Economists in a Reuters survey forecast a 2.0 percent annualized pace of growth, compared with 3.1 percent in the fourth quarter, but rising commodity prices have left some worrying about a deeper slowdown.

The prospect of continued low interest rates after Fed Reserve Chairman Ben Bernanke's first-ever press conference drove stocks Wednesday and helped to cement a bullish stocks outlook, even as the seasonally weak month of May approaches.

The 'sell in May and go away' is not likely to happen this year, said Peter Cardillo, chief market economist at Avalon Partners, referring to an old stock market adage.

But he added, obviously the market is at high levels here and any negative news could take some of the starch out of the market, noting that a GDP reading under 1.5 percent would be a blow for investors.

A number of companies reported earnings, but the market impact was slight ahead of the GDP data.

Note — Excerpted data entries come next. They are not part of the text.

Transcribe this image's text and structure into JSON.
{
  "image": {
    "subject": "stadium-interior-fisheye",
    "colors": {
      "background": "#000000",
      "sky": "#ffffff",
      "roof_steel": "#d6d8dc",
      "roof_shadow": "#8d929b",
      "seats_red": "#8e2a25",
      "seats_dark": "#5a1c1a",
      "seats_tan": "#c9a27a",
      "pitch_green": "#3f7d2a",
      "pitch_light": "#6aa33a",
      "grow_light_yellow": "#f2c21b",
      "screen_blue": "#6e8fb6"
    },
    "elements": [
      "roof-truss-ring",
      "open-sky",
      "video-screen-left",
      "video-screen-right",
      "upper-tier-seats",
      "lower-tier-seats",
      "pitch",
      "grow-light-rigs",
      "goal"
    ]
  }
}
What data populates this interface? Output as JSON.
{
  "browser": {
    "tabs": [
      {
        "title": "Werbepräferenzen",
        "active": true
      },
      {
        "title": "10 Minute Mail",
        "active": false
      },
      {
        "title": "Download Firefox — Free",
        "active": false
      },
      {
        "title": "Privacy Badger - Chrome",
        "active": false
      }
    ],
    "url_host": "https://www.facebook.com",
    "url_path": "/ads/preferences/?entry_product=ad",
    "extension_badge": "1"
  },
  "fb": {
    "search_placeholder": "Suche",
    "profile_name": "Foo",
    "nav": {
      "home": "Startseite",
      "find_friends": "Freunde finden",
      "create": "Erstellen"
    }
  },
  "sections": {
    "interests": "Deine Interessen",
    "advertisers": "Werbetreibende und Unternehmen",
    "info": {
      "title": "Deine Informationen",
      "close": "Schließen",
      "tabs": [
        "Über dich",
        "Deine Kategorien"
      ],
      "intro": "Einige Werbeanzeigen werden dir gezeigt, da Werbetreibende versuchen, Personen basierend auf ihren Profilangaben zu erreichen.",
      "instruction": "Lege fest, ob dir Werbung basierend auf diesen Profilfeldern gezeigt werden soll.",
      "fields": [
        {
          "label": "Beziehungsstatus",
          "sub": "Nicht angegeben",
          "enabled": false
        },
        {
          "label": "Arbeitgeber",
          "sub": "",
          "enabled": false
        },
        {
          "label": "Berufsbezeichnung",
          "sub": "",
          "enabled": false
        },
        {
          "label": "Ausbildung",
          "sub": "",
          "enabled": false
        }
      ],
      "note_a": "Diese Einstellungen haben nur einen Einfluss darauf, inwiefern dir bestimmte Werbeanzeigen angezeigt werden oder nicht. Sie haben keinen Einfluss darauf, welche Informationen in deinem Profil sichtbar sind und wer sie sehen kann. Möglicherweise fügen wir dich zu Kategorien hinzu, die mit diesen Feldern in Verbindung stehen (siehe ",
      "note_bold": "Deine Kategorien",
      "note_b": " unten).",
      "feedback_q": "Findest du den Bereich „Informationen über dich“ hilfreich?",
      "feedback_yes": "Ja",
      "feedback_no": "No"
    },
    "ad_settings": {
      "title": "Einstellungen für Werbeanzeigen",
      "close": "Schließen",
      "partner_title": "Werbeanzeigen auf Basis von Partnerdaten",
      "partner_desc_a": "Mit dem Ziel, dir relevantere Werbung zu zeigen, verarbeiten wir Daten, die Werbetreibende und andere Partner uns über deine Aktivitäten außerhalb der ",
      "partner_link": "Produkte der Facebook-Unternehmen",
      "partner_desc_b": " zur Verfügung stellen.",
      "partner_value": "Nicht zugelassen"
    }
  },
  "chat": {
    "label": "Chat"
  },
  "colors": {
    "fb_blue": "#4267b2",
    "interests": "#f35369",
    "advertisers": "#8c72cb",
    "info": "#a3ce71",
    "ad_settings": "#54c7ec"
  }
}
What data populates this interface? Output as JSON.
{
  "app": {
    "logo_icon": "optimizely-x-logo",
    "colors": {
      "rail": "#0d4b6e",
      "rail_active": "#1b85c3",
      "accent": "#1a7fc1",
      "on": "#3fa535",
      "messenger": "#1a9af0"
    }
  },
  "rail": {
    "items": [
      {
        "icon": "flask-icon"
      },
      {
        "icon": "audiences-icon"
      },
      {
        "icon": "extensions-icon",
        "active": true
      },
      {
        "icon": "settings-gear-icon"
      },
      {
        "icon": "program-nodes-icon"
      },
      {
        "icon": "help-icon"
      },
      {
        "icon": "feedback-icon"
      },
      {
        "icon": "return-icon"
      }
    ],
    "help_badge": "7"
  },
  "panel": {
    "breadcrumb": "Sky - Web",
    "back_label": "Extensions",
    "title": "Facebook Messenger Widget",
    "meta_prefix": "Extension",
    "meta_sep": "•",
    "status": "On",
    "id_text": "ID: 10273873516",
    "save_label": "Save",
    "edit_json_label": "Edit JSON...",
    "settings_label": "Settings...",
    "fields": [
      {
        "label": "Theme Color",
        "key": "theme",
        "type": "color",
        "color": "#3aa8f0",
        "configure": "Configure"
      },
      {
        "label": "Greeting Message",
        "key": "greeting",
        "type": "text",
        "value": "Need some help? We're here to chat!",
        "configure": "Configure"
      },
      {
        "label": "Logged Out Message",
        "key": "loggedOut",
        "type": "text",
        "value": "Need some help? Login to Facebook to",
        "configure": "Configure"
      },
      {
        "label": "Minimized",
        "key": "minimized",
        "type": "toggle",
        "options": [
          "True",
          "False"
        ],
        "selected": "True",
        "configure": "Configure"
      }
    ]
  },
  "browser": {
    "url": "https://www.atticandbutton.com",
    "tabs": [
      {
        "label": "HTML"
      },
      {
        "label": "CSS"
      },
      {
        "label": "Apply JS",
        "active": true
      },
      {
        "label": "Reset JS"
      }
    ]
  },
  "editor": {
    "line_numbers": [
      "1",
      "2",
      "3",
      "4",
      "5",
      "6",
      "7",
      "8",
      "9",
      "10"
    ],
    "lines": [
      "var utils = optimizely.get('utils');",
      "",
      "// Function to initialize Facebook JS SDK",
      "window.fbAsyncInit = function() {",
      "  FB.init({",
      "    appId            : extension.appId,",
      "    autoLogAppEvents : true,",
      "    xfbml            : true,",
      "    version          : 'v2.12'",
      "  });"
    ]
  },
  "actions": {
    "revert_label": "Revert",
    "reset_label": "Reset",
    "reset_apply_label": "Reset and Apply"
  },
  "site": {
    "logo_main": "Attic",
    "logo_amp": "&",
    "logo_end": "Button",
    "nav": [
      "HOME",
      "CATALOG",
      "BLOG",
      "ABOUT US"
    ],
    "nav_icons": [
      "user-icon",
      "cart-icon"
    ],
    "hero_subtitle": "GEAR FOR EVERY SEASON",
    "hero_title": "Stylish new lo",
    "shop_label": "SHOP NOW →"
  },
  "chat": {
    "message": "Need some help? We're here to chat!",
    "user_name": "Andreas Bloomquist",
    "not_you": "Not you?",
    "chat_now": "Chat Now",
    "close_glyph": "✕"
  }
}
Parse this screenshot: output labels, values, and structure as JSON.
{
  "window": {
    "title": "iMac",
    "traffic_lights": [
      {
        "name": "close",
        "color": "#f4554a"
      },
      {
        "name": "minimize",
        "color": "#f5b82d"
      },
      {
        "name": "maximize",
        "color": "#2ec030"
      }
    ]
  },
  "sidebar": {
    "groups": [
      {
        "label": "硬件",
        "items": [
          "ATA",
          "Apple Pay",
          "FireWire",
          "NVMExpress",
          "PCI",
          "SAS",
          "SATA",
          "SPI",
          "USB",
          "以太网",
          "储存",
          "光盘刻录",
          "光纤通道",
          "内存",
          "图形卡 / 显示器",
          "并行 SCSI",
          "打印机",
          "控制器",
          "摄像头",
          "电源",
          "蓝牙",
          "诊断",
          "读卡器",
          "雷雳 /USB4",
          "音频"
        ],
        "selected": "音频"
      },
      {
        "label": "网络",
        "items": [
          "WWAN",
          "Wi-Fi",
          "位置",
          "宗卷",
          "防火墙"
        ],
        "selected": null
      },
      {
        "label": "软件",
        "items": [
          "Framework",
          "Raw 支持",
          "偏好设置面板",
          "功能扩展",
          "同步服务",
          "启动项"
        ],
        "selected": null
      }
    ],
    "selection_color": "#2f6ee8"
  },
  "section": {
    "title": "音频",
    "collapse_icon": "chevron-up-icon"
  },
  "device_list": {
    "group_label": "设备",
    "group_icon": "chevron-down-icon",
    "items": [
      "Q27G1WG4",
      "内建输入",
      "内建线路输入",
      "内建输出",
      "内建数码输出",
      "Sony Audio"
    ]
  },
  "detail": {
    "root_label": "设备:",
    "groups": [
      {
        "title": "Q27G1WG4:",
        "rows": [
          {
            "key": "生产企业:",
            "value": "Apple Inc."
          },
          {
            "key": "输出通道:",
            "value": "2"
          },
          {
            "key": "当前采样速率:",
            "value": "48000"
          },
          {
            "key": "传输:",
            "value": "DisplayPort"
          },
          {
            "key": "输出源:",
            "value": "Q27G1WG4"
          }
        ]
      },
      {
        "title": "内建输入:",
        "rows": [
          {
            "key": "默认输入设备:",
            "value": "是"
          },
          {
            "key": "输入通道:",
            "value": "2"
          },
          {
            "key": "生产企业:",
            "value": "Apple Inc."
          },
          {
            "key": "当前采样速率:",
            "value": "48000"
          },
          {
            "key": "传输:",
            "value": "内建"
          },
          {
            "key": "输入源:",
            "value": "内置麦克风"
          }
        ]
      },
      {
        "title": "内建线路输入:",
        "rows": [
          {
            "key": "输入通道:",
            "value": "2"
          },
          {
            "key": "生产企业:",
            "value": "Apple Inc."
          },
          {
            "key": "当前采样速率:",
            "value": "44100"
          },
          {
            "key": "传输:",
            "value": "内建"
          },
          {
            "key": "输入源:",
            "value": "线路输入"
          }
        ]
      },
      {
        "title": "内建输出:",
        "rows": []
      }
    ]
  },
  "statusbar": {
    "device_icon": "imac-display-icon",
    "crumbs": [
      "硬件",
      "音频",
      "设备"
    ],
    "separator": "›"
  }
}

Aetna Inc raised its full-year profit forecast, continuing a string of strong results for the health insurance industry. The shares rose 5.5 percent to $42 in premarket trading.

Procter & Gamble Co
lowered the high end of its profit forecast as it tries to trim expenses and increase prices to offset rising costs for materials.

S&P 500 futures fell 1.2 points and were just below fair value, a formula that evaluates pricing by taking into account interest rates, dividends and time to expiration on the contract. Dow Jones industrial average futures dropped 11 points, and Nasdaq 100 futures lost 3.75 points.

U.S. crude futures rose to their highest in 2-1/2 years and metal prices rallied as the Fed appeared in no rush to tighten monetary policy.

The dollar sank to a three-year low against a basket of currencies and was at risk of a drop to $1.50 versus the euro, with momentum-driven investors anticipating that U.S. interest rates will be low for a long time.

Japan's Nikkei <.N225> closed up 1.6 percent while European stocks edged 0.1 percent higher in morning trade, gaining ground for the sixth straight session after strong earnings from Deutsche Bank and Royal Dutch Shell .

Starbucks Corp warned Wednesday that rising costs will take a bigger chunk out of earnings than previously anticipated, and its full-year forecast disappointed Wall Street.